Low-level error when calling `lax.convert_element_type_p` with uncanocinalized `new_dtype`
romanngg opened this issue · comments
Tiny repro: https://colab.research.google.com/gist/icml2022anon/a368de2bbbd7ed6a6b4ea12a6966683c/jax_type_error.ipynb
from jax import numpy as np, lax, jacfwd
a = np.ones((1,), dtype=np.float16)
f = lambda x: lax.convert_element_type_p.bind(x, new_dtype=np.float64, weak_type=False)
jacfwd(f)(a)
causes
WARNING:absl:No GPU/TPU found, falling back to CPU. (Set TF_CPP_MIN_LOG_LEVEL=0 and rerun for more info.)
---------------------------------------------------------------------------
UnfilteredStackTrace Traceback (most recent call last)
<ipython-input-1-b663e19f60d4> in <module>()
5
----> 6 jacfwd(f)(a)
27 frames
UnfilteredStackTrace: RuntimeError: UNKNOWN: <unknown>:0: error: type of return operand 0 ('tensor<1x1xf64>') doesn't match function result type ('tensor<1x1xf32>') in function @main
<unknown>:0: note: see current operation: "func.return"(%0) : (tensor<1x1xf64>) -> ()
The stack trace below excludes JAX-internal frames.
The preceding is the original exception that occurred, unmodified.
--------------------
The above exception was the direct cause of the following exception:
RuntimeError Traceback (most recent call last)
/usr/local/lib/python3.7/dist-packages/jax/_src/numpy/lax_numpy.py in transpose(a, axes)
494 _check_arraylike("transpose", a)
495 axes = np.arange(ndim(a))[::-1] if axes is None else axes
--> 496 return lax.transpose(a, axes)
497
498
RuntimeError: UNKNOWN: <unknown>:0: error: type of return operand 0 ('tensor<1x1xf64>') doesn't match function result type ('tensor<1x1xf32>') in function @main
<unknown>:0: note: see current operation: "func.return"(%0) : (tensor<1x1xf64>) -> ()
As @mattjj told me in the chat, this can be fixed via
- call lax.convert_element_type (or even lax._convert_element_type if you really need to control weak_type) rather than bind
- pass new_dtype=jax.dtypes.canonicalize_dtype(np.float64)
- enable the x64 flag
but is still considered a bug.
Thanks for the report! Here's a slightly simpler repo:
import jax.numpy as jnp
from jax import lax
y = lax.convert_element_type_p.bind(jnp.ones((2, 3)), new_dtype=jnp.float64, weak_type=False)
z = y.T
The issue here is that calling the primitive directly side-steps around the X64 flag, so that y
has type float64
. Then the dtype rule for lax.transpose
will return the wrong type, meaning the aval and the buffer do not match.

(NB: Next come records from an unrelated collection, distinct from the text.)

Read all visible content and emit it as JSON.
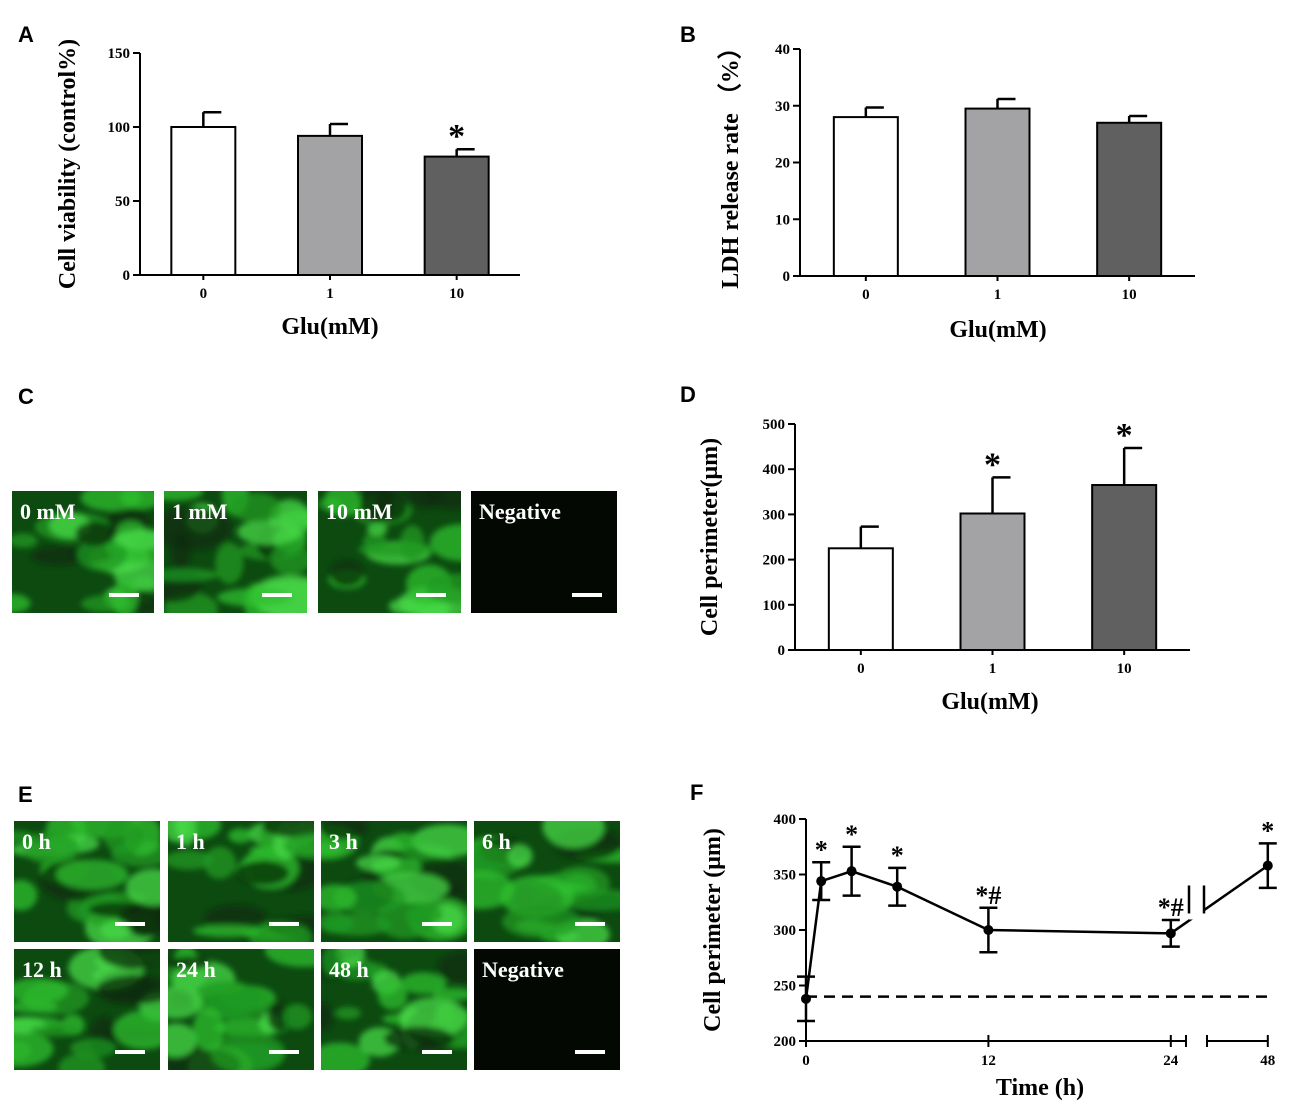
{
  "chart_data": [
    {
      "type": "bar",
      "letter": "A",
      "categories": [
        "0",
        "1",
        "10"
      ],
      "values": [
        100,
        94,
        80
      ],
      "errors": [
        10,
        8,
        5
      ],
      "colors": [
        "#ffffff",
        "#a3a3a6",
        "#606060"
      ],
      "ylim": [
        0,
        150
      ],
      "yticks": [
        0,
        50,
        100,
        150
      ],
      "ylabel": "Cell viability (control%)",
      "xlabel": "Glu(mM)",
      "annotations": [
        null,
        null,
        "*"
      ]
    },
    {
      "type": "bar",
      "letter": "B",
      "categories": [
        "0",
        "1",
        "10"
      ],
      "values": [
        28,
        29.5,
        27
      ],
      "errors": [
        1.7,
        1.7,
        1.2
      ],
      "colors": [
        "#ffffff",
        "#a3a3a6",
        "#606060"
      ],
      "ylim": [
        0,
        40
      ],
      "yticks": [
        0,
        10,
        20,
        30,
        40
      ],
      "ylabel": "LDH release rate （%）",
      "xlabel": "Glu(mM)",
      "annotations": [
        null,
        null,
        null
      ]
    },
    {
      "type": "bar",
      "letter": "D",
      "categories": [
        "0",
        "1",
        "10"
      ],
      "values": [
        225,
        302,
        365
      ],
      "errors": [
        48,
        80,
        82
      ],
      "colors": [
        "#ffffff",
        "#a3a3a6",
        "#606060"
      ],
      "ylim": [
        0,
        500
      ],
      "yticks": [
        0,
        100,
        200,
        300,
        400,
        500
      ],
      "ylabel": "Cell perimeter(μm)",
      "xlabel": "Glu(mM)",
      "annotations": [
        null,
        "*",
        "*"
      ]
    },
    {
      "type": "line",
      "letter": "F",
      "x": [
        0,
        1,
        3,
        6,
        12,
        24,
        48
      ],
      "values": [
        238,
        344,
        353,
        339,
        300,
        297,
        358
      ],
      "errors": [
        20,
        17,
        22,
        17,
        20,
        12,
        20
      ],
      "color": "#000000",
      "xlim": [
        0,
        48
      ],
      "xbreak": [
        25,
        44
      ],
      "xticks": [
        0,
        12,
        24,
        48
      ],
      "ylim": [
        200,
        400
      ],
      "yticks": [
        200,
        250,
        300,
        350,
        400
      ],
      "reference_line": 240,
      "ylabel": "Cell perimeter (μm)",
      "xlabel": "Time (h)",
      "annotations": [
        null,
        "*",
        "*",
        "*",
        "*#",
        "*#",
        "*"
      ]
    }
  ],
  "images": [
    {
      "letter": "C",
      "labels": [
        "0 mM",
        "1 mM",
        "10 mM",
        "Negative"
      ]
    },
    {
      "letter": "E",
      "labels": [
        "0 h",
        "1 h",
        "3 h",
        "6 h",
        "12 h",
        "24 h",
        "48 h",
        "Negative"
      ]
    }
  ]
}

You can achieve the same thing this way:
with jax.experimental.enable_x64():
y = jnp.ones((2, 3), dtype='float64')
z = y.T
Essentially any standard lax primitives which uses _input_dtype
for its dtype rule is going to have this same problem when faced with a 64-bit input while the X64 flag is set to False.
Incidentally, it's exactly this kind of difficulty with the x64 context manager that's prevented us from making it a supported API, and is further convincing us that the whole X64 mode idea should be removed.
This is similar in spirit to the errors reported in #5982
You've just found a clever way to enable X64 mode without the context manager 😁
Thanks for opening this issue, Roman. After thinking about this, I think we should consider it intended behavior for internal APIs. It is a sharp edge related to x64, but fortunately not one in public APIs!